1.         Facts of the Case. Give a good explanation of the facts of the case for the court to gauge the gravity of the discovery abuse against the size of the case, the value of the case and the discovery that had been requested in context of the case as a whole. 

2.        Timeline. Provide a procedural timeline and include:

  • Date complaint was filed and when the answer was filed.
  • All dates discovery propounded by you and the dates you received responses.
  • All meet and confer efforts. 
  • All informal discovery conferences with the court. 
  • Dates of filings for all your discovery motions (not just the ones that are currently in issue, as well as the opposition papers and reply papers.
  • Hearing dates and court rulings.
  • Mediation and settlement conference dates (if applicable).
  • Motion for Summary Judgement/Summary Adjudication deadline (if applicable).
  • Trial Date (if applicable).

3.         Argument. In your argument section state why you were entitled to your discovery. Detail how the opposing party not only didn’t respond but engaged in a strategy of repeated dilatory conduct and failed to comply with their obligations under the Discovery Act. Make sure have separate descriptive paragraphs for: 

  • All your meet and confer efforts and opposing party’s response to those efforts. Quote the correspondence and attach the correspondence to declarations.
  • All Informal Discovery Conferences with the court, the court facilitator and/or the Discovery Referee.
  • Every discovery ruling the court has made. Quote from the ruling and attach the orders to your declaration.
  • How the opposing party’s failure to provide code compliant responses, provide documents requested and/or t to answer deposition questions has blocked your ability to conduct discovery on opposing party’s allegations/defenses and interfered with your ability to prepare for trial.  Give specific examples of what discovery you were unable to recover. (i.e., the documents that the opposing party is relying on which supports a specific cause of action or defense).  

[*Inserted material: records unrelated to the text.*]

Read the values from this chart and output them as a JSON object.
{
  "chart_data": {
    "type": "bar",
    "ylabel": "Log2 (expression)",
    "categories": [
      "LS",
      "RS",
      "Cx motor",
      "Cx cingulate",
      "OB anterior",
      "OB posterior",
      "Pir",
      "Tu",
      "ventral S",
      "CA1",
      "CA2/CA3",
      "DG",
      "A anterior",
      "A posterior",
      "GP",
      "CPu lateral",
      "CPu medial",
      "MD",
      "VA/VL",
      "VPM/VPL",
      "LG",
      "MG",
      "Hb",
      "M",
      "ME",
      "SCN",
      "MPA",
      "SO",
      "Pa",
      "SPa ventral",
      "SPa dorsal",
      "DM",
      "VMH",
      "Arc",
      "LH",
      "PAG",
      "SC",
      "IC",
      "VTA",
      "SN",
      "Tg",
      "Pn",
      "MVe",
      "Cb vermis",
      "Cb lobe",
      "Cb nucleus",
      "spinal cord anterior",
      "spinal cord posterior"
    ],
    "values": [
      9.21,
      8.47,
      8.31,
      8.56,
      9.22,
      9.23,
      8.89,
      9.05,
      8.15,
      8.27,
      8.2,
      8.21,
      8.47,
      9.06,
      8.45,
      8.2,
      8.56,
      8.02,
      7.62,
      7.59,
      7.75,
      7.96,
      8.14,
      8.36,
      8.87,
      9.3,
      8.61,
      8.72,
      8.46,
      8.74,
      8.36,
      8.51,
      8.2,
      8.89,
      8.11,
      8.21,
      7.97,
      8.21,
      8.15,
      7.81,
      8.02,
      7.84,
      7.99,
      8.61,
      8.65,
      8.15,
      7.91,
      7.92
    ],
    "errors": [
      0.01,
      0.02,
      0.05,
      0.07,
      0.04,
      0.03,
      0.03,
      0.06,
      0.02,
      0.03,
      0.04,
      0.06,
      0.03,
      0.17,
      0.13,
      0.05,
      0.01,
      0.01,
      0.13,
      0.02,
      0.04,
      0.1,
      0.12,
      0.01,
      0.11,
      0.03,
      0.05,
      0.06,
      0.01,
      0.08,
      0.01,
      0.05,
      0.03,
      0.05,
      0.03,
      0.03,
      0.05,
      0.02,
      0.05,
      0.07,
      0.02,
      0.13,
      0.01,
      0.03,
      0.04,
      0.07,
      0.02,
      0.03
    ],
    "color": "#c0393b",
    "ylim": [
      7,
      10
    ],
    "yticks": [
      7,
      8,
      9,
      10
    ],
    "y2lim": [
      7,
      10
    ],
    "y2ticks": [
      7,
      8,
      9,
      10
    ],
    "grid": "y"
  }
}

4. Separate Statement. Provide a Separate Statement of Items in Dispute showing all the different responses you had received. Do your real argument here. Be detailed in the law as to why the objections are garbage and how your client is now prejudiced when you were unable get the information in discovery. Trust me when I tell you that this is the most important document of your motion and the primary document that a court will rely on. 

5.     Declaration.    

  • Describe the discovery that was propounded and the responses you received. Track your papers so it is easy for the court to follow.
  • Describe all meet and confer attempts that were made including oral discussions.
  • Describe the results of any Informal Discovery Conference.
  • Describe all court orders.
  • Describe in detail how your client has been prejudiced.
  • Remember to authenticate all your documents when you mention them in your moving papers and declaration.

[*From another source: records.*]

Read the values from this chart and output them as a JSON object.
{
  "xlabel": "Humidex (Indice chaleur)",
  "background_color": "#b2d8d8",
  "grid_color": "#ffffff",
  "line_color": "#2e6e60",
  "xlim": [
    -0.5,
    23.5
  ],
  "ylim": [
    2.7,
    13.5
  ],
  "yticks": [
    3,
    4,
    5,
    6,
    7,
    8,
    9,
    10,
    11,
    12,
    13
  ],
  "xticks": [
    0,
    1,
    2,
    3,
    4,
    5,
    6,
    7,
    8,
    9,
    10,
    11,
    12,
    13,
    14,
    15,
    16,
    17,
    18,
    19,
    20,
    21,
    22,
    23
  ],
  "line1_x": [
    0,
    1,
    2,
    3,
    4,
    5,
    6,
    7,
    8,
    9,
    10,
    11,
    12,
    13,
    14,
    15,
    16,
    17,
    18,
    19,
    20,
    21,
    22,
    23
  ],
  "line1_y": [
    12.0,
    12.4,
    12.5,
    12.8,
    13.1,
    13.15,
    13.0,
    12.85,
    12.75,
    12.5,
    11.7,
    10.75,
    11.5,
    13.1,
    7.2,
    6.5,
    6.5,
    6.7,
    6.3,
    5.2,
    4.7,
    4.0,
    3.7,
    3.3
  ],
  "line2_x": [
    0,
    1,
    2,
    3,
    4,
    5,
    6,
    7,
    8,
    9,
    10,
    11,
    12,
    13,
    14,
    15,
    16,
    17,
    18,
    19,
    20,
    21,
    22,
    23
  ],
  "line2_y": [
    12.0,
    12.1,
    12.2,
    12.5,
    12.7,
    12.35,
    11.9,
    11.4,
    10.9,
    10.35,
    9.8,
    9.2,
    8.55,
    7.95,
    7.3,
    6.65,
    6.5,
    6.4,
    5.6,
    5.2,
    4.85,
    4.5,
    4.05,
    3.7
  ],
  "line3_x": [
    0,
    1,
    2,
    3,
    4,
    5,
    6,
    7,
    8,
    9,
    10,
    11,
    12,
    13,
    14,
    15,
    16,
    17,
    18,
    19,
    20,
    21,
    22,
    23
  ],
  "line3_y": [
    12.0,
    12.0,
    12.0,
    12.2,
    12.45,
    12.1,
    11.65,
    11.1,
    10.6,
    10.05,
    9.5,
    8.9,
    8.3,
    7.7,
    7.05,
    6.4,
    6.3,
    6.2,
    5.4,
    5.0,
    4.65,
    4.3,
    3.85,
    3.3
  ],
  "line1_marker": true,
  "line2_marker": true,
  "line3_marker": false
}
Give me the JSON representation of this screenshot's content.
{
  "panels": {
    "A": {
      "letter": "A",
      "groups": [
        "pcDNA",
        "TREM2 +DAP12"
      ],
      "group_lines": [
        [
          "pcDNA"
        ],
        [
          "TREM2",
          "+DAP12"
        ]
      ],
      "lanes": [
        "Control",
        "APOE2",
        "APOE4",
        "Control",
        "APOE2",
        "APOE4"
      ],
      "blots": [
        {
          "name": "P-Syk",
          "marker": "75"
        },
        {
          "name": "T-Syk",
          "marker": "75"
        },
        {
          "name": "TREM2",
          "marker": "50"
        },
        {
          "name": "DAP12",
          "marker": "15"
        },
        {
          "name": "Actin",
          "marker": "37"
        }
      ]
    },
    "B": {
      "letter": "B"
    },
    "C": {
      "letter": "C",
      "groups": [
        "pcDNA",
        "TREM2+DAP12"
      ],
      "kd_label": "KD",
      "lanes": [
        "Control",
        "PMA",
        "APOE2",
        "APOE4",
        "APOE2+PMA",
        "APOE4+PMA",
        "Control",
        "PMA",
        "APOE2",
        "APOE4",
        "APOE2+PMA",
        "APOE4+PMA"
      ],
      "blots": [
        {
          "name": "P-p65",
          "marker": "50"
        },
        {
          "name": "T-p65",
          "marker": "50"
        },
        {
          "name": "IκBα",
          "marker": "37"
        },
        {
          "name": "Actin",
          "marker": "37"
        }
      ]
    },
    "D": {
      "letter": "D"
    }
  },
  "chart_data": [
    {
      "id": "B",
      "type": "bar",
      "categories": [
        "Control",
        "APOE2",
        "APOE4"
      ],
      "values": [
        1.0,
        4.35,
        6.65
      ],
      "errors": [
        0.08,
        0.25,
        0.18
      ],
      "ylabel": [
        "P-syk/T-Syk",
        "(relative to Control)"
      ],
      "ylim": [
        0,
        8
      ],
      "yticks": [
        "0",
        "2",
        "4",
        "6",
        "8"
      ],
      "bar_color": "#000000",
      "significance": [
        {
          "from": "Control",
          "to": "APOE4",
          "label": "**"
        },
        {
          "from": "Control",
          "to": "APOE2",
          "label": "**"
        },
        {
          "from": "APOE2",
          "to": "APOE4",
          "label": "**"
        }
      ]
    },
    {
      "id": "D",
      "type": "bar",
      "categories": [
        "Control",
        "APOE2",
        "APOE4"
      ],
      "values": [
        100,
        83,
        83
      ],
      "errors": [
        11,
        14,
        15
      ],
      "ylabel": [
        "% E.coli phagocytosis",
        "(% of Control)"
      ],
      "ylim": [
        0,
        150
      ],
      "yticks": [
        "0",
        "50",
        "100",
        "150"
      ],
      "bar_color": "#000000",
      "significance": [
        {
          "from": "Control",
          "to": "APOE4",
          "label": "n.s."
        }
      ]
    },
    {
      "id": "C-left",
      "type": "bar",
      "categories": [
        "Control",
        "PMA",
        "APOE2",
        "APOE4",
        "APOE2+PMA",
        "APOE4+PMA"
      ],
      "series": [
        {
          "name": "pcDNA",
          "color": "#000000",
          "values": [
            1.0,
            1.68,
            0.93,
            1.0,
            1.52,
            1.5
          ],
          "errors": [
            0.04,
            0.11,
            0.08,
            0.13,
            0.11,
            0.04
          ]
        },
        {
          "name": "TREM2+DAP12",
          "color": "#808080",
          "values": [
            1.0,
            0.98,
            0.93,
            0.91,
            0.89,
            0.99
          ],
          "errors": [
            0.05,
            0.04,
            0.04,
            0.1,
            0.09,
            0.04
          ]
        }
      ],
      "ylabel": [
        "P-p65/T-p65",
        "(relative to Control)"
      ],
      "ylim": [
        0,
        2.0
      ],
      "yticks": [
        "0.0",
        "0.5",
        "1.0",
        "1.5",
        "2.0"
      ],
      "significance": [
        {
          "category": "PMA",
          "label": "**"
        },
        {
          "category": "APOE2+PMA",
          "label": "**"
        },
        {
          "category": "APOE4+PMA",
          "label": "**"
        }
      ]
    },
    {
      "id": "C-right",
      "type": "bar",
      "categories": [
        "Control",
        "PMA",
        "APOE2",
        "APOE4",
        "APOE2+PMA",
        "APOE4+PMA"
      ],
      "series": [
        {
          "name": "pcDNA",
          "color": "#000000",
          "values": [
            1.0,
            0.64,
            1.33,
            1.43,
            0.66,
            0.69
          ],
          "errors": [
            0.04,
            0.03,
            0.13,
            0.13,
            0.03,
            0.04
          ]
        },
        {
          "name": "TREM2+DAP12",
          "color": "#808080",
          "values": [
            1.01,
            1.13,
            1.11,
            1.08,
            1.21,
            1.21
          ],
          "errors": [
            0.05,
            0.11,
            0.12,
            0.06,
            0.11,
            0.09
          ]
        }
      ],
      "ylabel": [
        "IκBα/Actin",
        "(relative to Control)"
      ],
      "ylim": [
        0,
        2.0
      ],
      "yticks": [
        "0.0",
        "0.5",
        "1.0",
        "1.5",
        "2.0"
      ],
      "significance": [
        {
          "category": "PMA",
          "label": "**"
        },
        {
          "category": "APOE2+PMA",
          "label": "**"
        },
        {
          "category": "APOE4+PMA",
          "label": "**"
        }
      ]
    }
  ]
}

6.          Proposed Order.  Make sure that your order is detailed the same way you would prepare an order granting a motion for summary judgement/summary adjudication This is important because there is a very good chance that an order granting your motion will be appealed by the other side. Your proposed order should include Include the following:

  • If asking for issue and/or evidence sanctions, use the language from your written discovery and have it track the Separate Statement of Items in Dispute so it will be easy reference for the court. 
  • The procedural timeline regarding the discovery in issue
  • A finding of the opposing party’s obligation in responding to the discovery and their failure to comply with their obligations.
  • A finding how your client has been prejudiced.  

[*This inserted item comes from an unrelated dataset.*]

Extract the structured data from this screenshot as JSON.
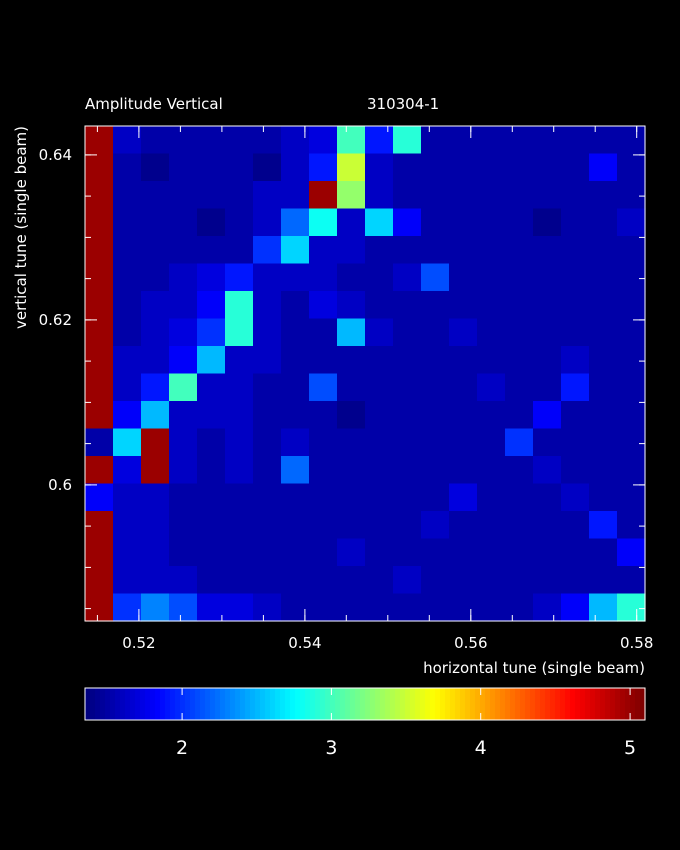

Remember:  The Court has broad discretion in imposing discovery sanctions which will only be set aside arbitrary, capricious, or whimsical action by the Judge. Kayne v. Grande Holdings Ltd. (2011) 198 CA4th 1470  However, It is an abuse of discretion for the court to not award terminating sanctions for serious discovery abuses.  See Cal. Prac. Guide: Civ. Pro. Before Trial (TRG 2023) ¶8:2200 citing Doppes v. Bentley Motors, Inc. (2009) 174 CA4th 967, 996 and Crawford v. JPMorgan Chase Bank, N.A. (2015) 242 CA4th 1265, 1271.